Remaining stellar cast members include Bette Davis as Mrs. Aylwood, Caroll Baker as Helen Curtis, David McCallum as Paul Curtis, and Kyle Richards as Ellie Curtis. Other notable players are Ian Bannen as John Keller, Frances Cuka as Mary Fleming and Richard Pasco as Tom Colley.

The plot is simple and plays out smoothly: Helen and Paul Curtis are Americans who move into the impressive old mansion with their two daughters. Soon however, strange events make them wonder just what is going on in the house and the surrounding isolated forest that seems to be effecting the girls. Add to this the superb performing presence of Mrs. Aylwood enhancing every scene she graces with her initial “creepy” demeanour and we become caught in the web of suspense and horror. Then when we discover that the seemingly “unfriendly” Mrs. Aylwood will remain living in the guest house where she has been living for many years and will not be leaving when the new family move in, an ominous situation is laid. In addition, Mrs Aylwood immediately notices that her new tenant Jan Curtis bears an uncanny and unsettling resemblance to her own daughter “Karen”, who went missing thirty years ago.

In suspenseful bits and drabs we find out that there was a horrifying occasion that occurred all those years ago in an abandoned and eery chapel in the woods. Eventually we also meet the three burdened characters involved in that tragic, supernatural event. We discover that event took place when they were all teenagers. The journey to the climactic ending is what makes the movie remain effectively mysterious and thrilling today.

An odd fact about “Watcher” is that there was so many endings proposed before the one they finally decided to use. In 1980 the film had production problems, so was removed from theatres and subsequently alternative endings were commissioned to the Disney writers. And on top of this in-house effort, several science-fiction writers were also brought in to independently create a suitable ending but astoundingly- not one of these re-writes were used. Harrison Ellenshaw, the film’s visual effects man, said that there were “roughly 152” alternate endings offered. And it was he who finally wrote the ending that was ultimately incorporated into the re-release of the film in 1981.

Personally, I thought Watcher in the Woods (1981) had a satisfactory ending, (which I will not spoil for those who have not yet seen the film)- albeit a little ambiguous.It did leave the viewer needing and wanting more, however.
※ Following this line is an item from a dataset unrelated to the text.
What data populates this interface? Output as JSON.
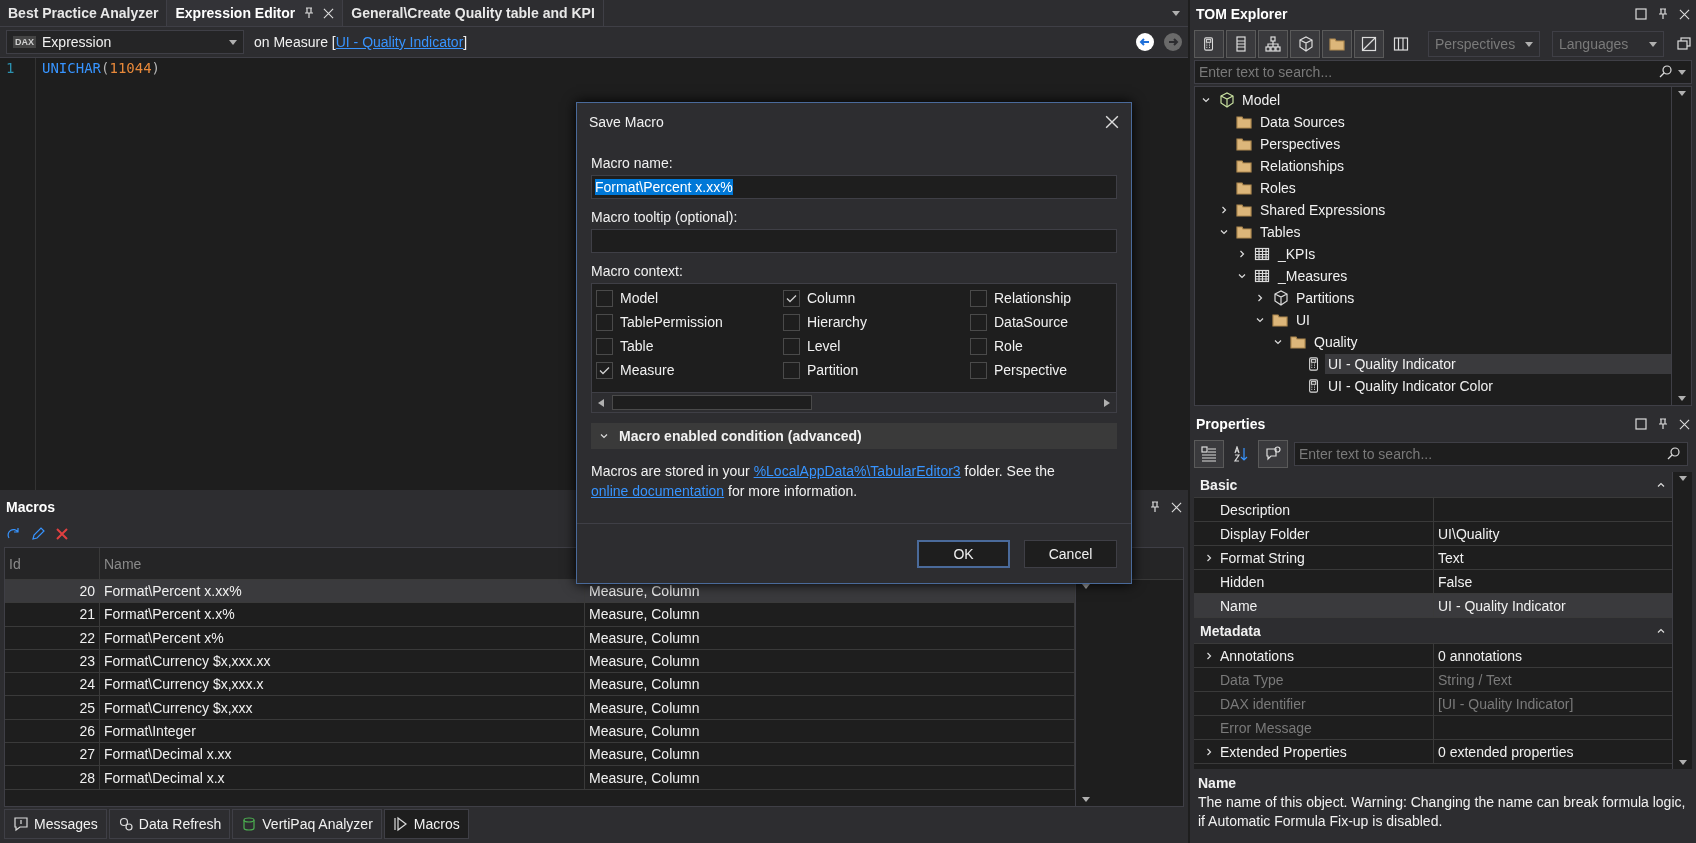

The multiple-ending attempt remains to this day interesting information that will forever enhance the history of this now somewhat, iconic, film.

Watch the Trailer below for Watcher in the Woods (1981)

I’m giving Watcher in the Woods (1981) a 6.5/10 rating because despite its weak points, it enwraps the viewer in its spell and has some genuinely suspenseful and disturbing moments. So much so, that I worry it could have a fear factor a little too intense for very young children. As Disney’s first attempt at a seriously spooky production, I believe it does make the cut.

Mesmerizing moments, good acting and a mystery I really did find fascinating, carried me along right to the ending- which I again admit could have been better. So much more could have been done to present “the Watcher” to us. Still, Watcher in the Woods (1981) is a great family movie to watch with older kids when you’re looking for a scary time, especially at Halloween.
Postscript: The release of the new “Watcher in the Woods” is scheduled for this October 21/2017 and is starring Angelica Houston.